Чтобы не смотреть на старуху, господин Савушкин сел за письменный стол. Машинально взял ручку, словно собирался подписать чек, потом поморщился и отбросил ненужный «паркер»…
— Что же я должен делать, по-вашему?
— А к матери съезди… Выпытай, что ей ведомо, чего она тогда в церкви с младенчиком отчудила…
— Разве мама жива еще?
— Дак живет ведь… — вздохнула старуха. — Внучонка моего заспала, а самой чего сделается… Поезжай… И это с собой возьми!
Старуха шагнула к столу и тут же исчезла, словно ее и не было. Только на письменном столе ножницы заржавевшие остались. Те самые, которые Савушкин в гроб старухи засунул.
Деревню свою, будто его вел кто, Савушкин разыскал легко.
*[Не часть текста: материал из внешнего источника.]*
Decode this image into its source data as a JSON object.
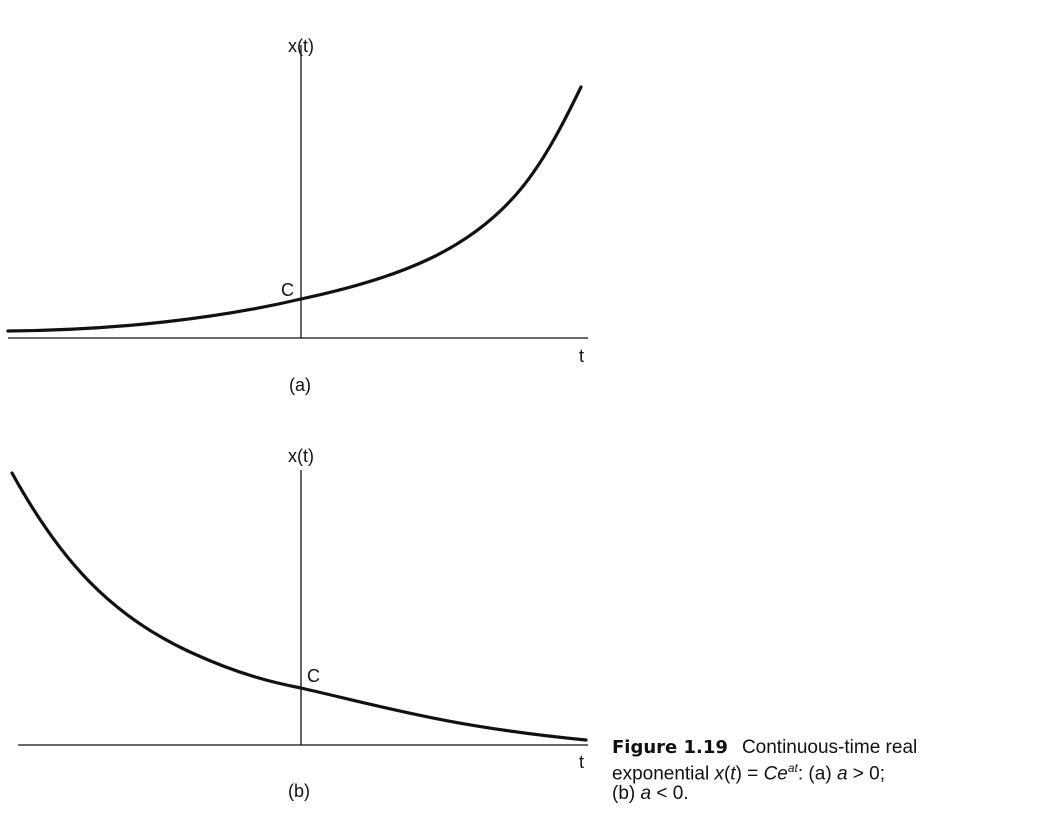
{
  "figure": {
    "label": "Figure 1.19",
    "caption_lines": [
      "Continuous-time real",
      "exponential x(t) = Ce^{at}: (a) a > 0;",
      "(b) a < 0."
    ]
  },
  "panels": [
    {
      "id": "a",
      "ylabel": "x(t)",
      "xlabel": "t",
      "point_label": "C",
      "sublabel": "(a)",
      "sign": "a > 0"
    },
    {
      "id": "b",
      "ylabel": "x(t)",
      "xlabel": "t",
      "point_label": "C",
      "sublabel": "(b)",
      "sign": "a < 0"
    }
  ]
}
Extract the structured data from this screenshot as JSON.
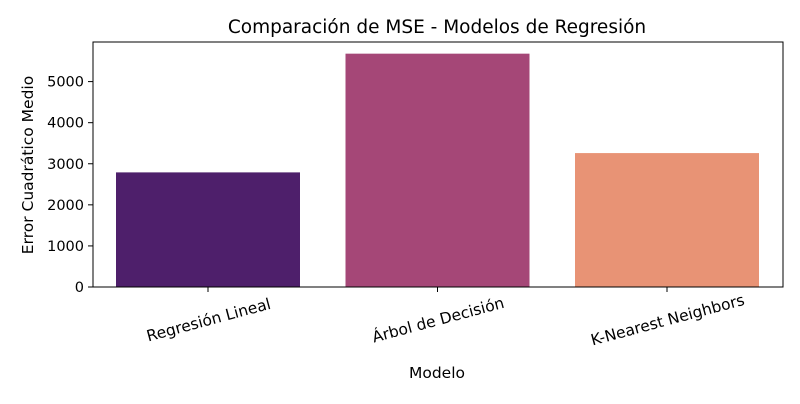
{
  "chart_data": {
    "type": "bar",
    "title": "Comparación de MSE - Modelos de Regresión",
    "xlabel": "Modelo",
    "ylabel": "Error Cuadrático Medio",
    "categories": [
      "Regresión Lineal",
      "Árbol de Decisión",
      "K-Nearest Neighbors"
    ],
    "values": [
      2790,
      5680,
      3260
    ],
    "colors": [
      "#4e1f6b",
      "#a54777",
      "#e89375"
    ],
    "ylim": [
      0,
      5964
    ],
    "yticks": [
      0,
      1000,
      2000,
      3000,
      4000,
      5000
    ],
    "ytick_labels": [
      "0",
      "1000",
      "2000",
      "3000",
      "4000",
      "5000"
    ],
    "xtick_rotation": -15,
    "grid": false,
    "legend": false
  }
}
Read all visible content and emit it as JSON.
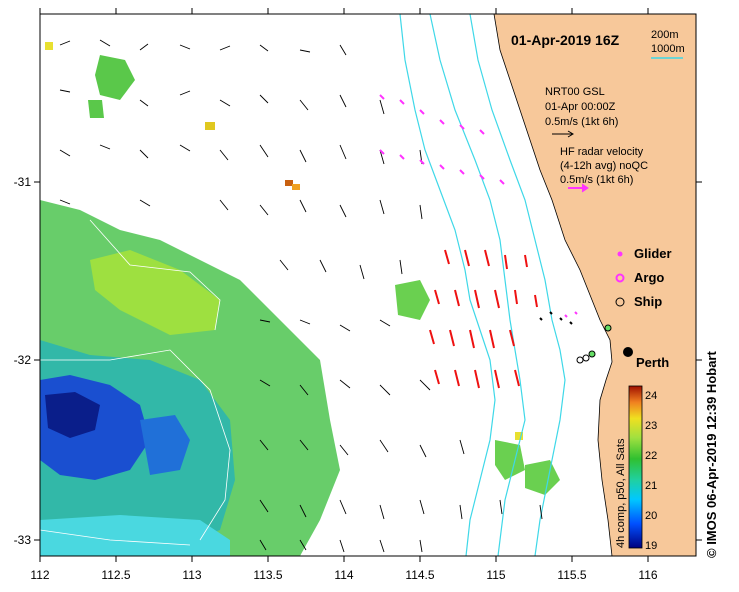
{
  "title": "01-Apr-2019 16Z",
  "depth_legend": [
    "200m",
    "1000m"
  ],
  "nrt": {
    "line1": "NRT00 GSL",
    "line2": "01-Apr 00:00Z",
    "line3": "0.5m/s (1kt 6h)"
  },
  "hf": {
    "line1": "HF radar velocity",
    "line2": "(4-12h avg) noQC",
    "line3": "0.5m/s (1kt 6h)"
  },
  "legend": {
    "glider": "Glider",
    "argo": "Argo",
    "ship": "Ship"
  },
  "city": "Perth",
  "x_ticks": [
    "112",
    "112.5",
    "113",
    "113.5",
    "114",
    "114.5",
    "115",
    "115.5",
    "116"
  ],
  "y_ticks": [
    "-31",
    "-32",
    "-33"
  ],
  "colorbar": {
    "ticks": [
      "24",
      "23",
      "22",
      "21",
      "20",
      "19"
    ],
    "label": "4h comp, p50, All Sats"
  },
  "credit": "© IMOS 06-Apr-2019 12:39 Hobart",
  "colors": {
    "land": "#f7c89a",
    "isobath": "#3fd8e8",
    "glider": "#ff33ff",
    "radar": "#ee1111"
  }
}
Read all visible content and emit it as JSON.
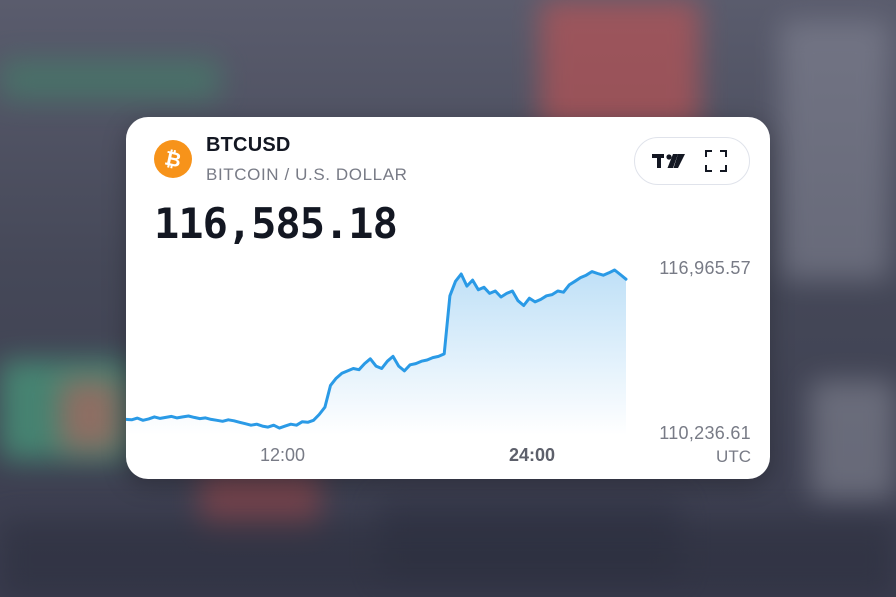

— Не к знахарке едете? — поинтересовалась у него пожилая женщина на автовокзале и, не дождавшись ответа, принялась расхваливать «специалистку». — Очень отзывчивый она человек. Если есть на чем ехать, обязательно поедет, не откажется. А вы что, без машины?
— Издалека я… — коротко ответил Савушкин.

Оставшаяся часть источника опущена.